On est obligé de l’accepter, mais on n’en n’a pas forcément envie. Regardez la voiture autonome: elle va arriver, mais qui en a vraiment envie? Dans ce contexte où rôde aussi Big Brother, la montre mécanique rassure. C’est un feel-good factor. Et qu’est-ce que l’industrie du luxe sinon un feel-good factor!
Mais revenons à l’offre IWC. Comment la définiriez-vous et quelles sont vos collections-phare?
Nos trois collections-phare sont les «trois P»: la Portugaise, la Portofino et la ligne des Pilot. Elles synthétisent l’esprit IWC: un système conçu avec le sérieux des ingénieurs et décoré avec soin et subtilité. Sans parler d’un rapport qualité/prix incontestable. Ce qui nous anime, c’est d’offrir des fonctions complexes mais fonctionnelles et de les simplifier pour les rendre disponibles. De ce point de vue, l’innovation est au centre de notre démarche. Prenez par exemple le champ des calendriers: notre intention est d’être clairement leaders dans ce domaine.
Qu’en est-il de votre distribution? Quelle est la part de e-commerce? Vous avez récemment annoncé des avancées supplémentaires dans ce domaine.
Notre objectif est prioritairement d’offrir à notre client toute la palette des choix possibles. Il doit pouvoir se rendre facilement dans un lieu physique, s’il le désire, opter pour un mix entre le monde physique et le monde virtuel, ou encore ne vouloir passer que par le canal du e-commerce. C’est absolument nécessaire d’offrir ce choix, ce service global. Mais il ne faut pas se voiler la face: vendre un produit de luxe uniquement par e-commerce est et reste très difficile. La montre est devenue un produit essentiellement émotionnel. Qui en a un pur besoin utilitaire?

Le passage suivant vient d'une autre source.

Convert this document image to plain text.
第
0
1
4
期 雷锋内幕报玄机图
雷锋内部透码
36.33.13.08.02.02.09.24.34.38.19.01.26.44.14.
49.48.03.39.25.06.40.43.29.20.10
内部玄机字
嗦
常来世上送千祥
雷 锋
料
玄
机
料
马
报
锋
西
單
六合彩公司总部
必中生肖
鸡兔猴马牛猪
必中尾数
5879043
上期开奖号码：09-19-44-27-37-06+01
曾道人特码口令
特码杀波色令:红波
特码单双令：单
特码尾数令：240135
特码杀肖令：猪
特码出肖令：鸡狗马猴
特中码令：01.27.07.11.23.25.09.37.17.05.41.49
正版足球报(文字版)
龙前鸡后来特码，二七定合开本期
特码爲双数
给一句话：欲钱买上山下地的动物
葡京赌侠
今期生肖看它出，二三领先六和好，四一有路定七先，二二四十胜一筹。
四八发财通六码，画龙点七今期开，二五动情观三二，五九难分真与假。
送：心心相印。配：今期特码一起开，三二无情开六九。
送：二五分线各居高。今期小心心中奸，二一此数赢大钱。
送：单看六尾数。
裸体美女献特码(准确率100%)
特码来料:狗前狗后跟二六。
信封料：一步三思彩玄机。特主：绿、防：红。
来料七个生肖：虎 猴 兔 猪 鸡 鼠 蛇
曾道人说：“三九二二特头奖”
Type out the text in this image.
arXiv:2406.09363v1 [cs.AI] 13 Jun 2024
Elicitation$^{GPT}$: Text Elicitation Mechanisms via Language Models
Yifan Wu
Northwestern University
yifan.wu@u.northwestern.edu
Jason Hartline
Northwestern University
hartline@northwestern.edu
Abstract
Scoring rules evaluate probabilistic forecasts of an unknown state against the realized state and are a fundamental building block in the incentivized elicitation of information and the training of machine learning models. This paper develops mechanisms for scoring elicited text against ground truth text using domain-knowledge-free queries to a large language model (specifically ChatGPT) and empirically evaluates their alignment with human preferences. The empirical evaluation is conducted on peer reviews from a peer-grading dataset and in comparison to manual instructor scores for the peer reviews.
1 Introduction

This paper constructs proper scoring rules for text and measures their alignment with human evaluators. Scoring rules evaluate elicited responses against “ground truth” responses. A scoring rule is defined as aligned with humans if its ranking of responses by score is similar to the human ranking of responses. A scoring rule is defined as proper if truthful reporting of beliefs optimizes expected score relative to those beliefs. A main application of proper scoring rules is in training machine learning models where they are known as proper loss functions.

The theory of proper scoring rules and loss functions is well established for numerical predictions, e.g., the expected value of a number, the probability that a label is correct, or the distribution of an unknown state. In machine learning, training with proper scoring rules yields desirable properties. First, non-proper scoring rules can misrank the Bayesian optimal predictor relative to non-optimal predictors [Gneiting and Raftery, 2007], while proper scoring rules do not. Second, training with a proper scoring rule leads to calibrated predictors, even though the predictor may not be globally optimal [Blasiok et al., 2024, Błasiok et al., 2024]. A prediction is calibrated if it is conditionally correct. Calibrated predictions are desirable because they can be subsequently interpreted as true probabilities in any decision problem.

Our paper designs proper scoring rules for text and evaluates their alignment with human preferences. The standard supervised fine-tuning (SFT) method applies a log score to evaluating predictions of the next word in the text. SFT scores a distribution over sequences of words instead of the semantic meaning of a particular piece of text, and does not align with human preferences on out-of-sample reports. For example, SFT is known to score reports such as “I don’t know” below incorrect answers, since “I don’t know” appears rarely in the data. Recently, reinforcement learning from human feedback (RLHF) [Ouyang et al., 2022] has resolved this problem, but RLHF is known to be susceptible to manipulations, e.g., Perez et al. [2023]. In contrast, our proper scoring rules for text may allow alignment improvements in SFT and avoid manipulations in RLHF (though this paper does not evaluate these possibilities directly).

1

- L’OBJET: «Si je suis aujourd’hui CEO d’IWC, je le dois sans doute aussi, et grandement, à un de mes tout premiers projets, la réalisation d’une boutique d’accessoires pour gentlemen, la London Longmire Cufflinks de Sloane Street à Londres. C’est là que j’ai acquis cette paire de boutons de manchettes. Si je n’avais pas réalisé cette boutique, je n’aurais sans doute jamais travaillé pour le Musée d’IWC! Donc je ne serais probablement pas ici, en face de vous…»
- Photo©Fabien Scotti/Europa Star
Concrètement, combien de points de vente physiques et quelle stratégie online?

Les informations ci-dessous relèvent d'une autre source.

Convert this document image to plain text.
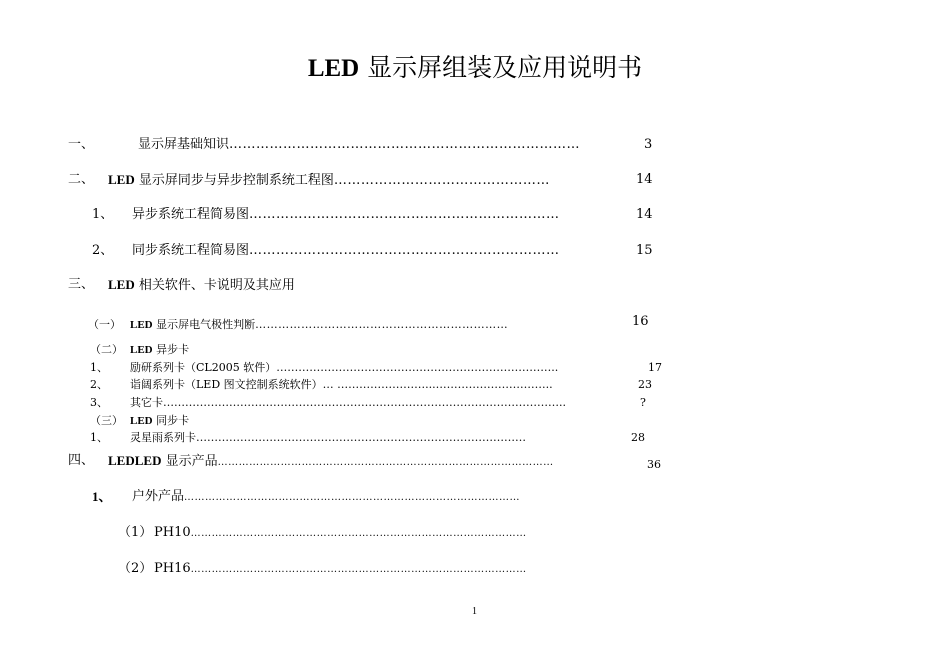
LED 显示屏组装及应用说明书
一、	显示屏基础知识……………………………………………………………………	3
二、 LED 显示屏同步与异步控制系统工程图…………………………………………	14
1、 异步系统工程简易图……………………………………………………………	14
2、 同步系统工程简易图……………………………………………………………	15
三、 LED 相关软件、卡说明及其应用
（一） LED 显示屏电气极性判断…………………………………………………………	16
（二） LED 异步卡
1、 励研系列卡（CL2005 软件）…………………………………………………………………..	17
2、 诣阔系列卡（LED 图文控制系统软件）… ……………………...…………………………..	23
3、 其它卡………………………………………………………………………………………………..	?
（三） LED 同步卡
1、 灵星雨系列卡………………………………………………………………………………	28
四、 LEDLED 显示产品……………………………………………………………………………………	36
1、 户外产品……………………………………………………………………………………
（1） PH10……………………………………………………………………………………
（2） PH16……………………………………………………………………………………
1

Nous sommes présents partout dans le monde et avons 50 boutiques en nom propre et environ 600 à 800 détaillants wholesale. Nous n’avons aucune intention d’en diminuer le nombre, au contraire. Chaque canal doit être en pleine force. En ce qui concerne le e-commerce, nous avons démarré aux Etats-Unis, un marché mature en ce sens. En Europe, nous privilégions encore les ventes transitant par le téléphone et passant donc par un rapport direct avec le client. C’est un canal qui fonctionne très bien. Sur ces marchés, nous répondons ainsi mieux aux attentes de nos clients. Mais l’ensemble est encore en construction. Vous ne trouverez pas encore partout l’affichage des prix: ils le sont là où le e-commerce est déjà pleinement implémenté. Mais cela viendra certainement sur tous les marchés – sans renoncer pour autant, je le redis, au brick-and-mortar.
Vous n’êtes pas très présent sur un marché qui prend de l’importance, les ventes aux enchères…

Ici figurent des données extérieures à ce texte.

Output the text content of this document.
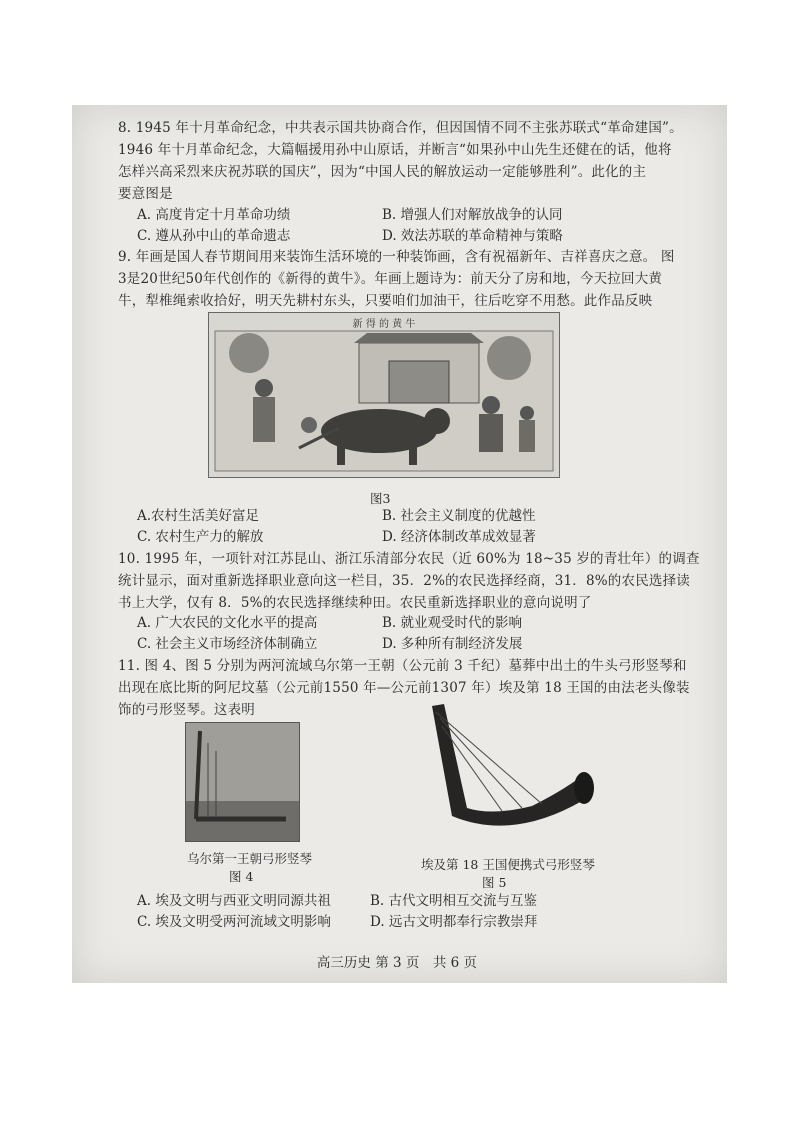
8. 1945 年十月革命纪念，中共表示国共协商合作，但因国情不同不主张苏联式“革命建国”。
1946 年十月革命纪念，大篇幅援用孙中山原话，并断言“如果孙中山先生还健在的话，他将
怎样兴高采烈来庆祝苏联的国庆”，因为“中国人民的解放运动一定能够胜利”。此化的主
要意图是
A. 高度肯定十月革命功绩	B. 增强人们对解放战争的认同
C. 遵从孙中山的革命遗志	D. 效法苏联的革命精神与策略
9. 年画是国人春节期间用来装饰生活环境的一种装饰画，含有祝福新年、吉祥喜庆之意。 图
3是20世纪50年代创作的《新得的黄牛》。年画上题诗为：前天分了房和地，今天拉回大黄
牛，犁椎绳索收拾好，明天先耕村东头，只要咱们加油干，往后吃穿不用愁。此作品反映
新 得 的 黄 牛
图3
A.农村生活美好富足	B. 社会主义制度的优越性
C. 农村生产力的解放	D. 经济体制改革成效显著
10. 1995 年，一项针对江苏昆山、浙江乐清部分农民（近 60%为 18~35 岁的青壮年）的调查
统计显示，面对重新选择职业意向这一栏目，35．2%的农民选择经商，31．8%的农民选择读
书上大学，仅有 8．5%的农民选择继续种田。农民重新选择职业的意向说明了
A. 广大农民的文化水平的提高	B. 就业观受时代的影响
C. 社会主义市场经济体制确立	D. 多种所有制经济发展
11. 图 4、图 5 分别为两河流域乌尔第一王朝（公元前 3 千纪）墓葬中出土的牛头弓形竖琴和
出现在底比斯的阿尼坟墓（公元前1550 年—公元前1307 年）埃及第 18 王国的由法老头像装
饰的弓形竖琴。这表明
乌尔第一王朝弓形竖琴
图 4
埃及第 18 王国便携式弓形竖琴
图 5
A. 埃及文明与西亚文明同源共祖	B. 古代文明相互交流与互鉴
C. 埃及文明受两河流域文明影响	D. 远古文明都奉行宗教崇拜
高三历史 第 3 页　共 6 页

C’est vrai et nous en sommes conscients. Nous avons récemment fondé notre Heritage Centre et nous formons des horlogers spécifiquement pour entretenir et restaurer nos pièces historiques. Ce centre est d’ailleurs installé à côté de notre musée. L’amélioration de ce service patrimonial est un premier pas. Nous entendons bien faire de gros efforts dans cette direction.
Une question-bateau, mais incontournable: avez-vous des projets de montre «augmentée» ou, en d’autres termes, de montre «connectée»?
Très franchement, nous n’avons aujourd’hui pas de projet dans le pipeline, prêt à surgir sur le marché. Mais nous avons des intérêts que nous explorons pour certaines fonctions. Je pense aux technologies d’identification et d’accès, ou à celles du paiement. Nous avons un projet en route avec Mercedes pour l’intégration d’une clé électronique… Nous ne lancerons un module uniquement le jour où ce sera vraiment éprouvé et fonctionnel. On ne se refait pas!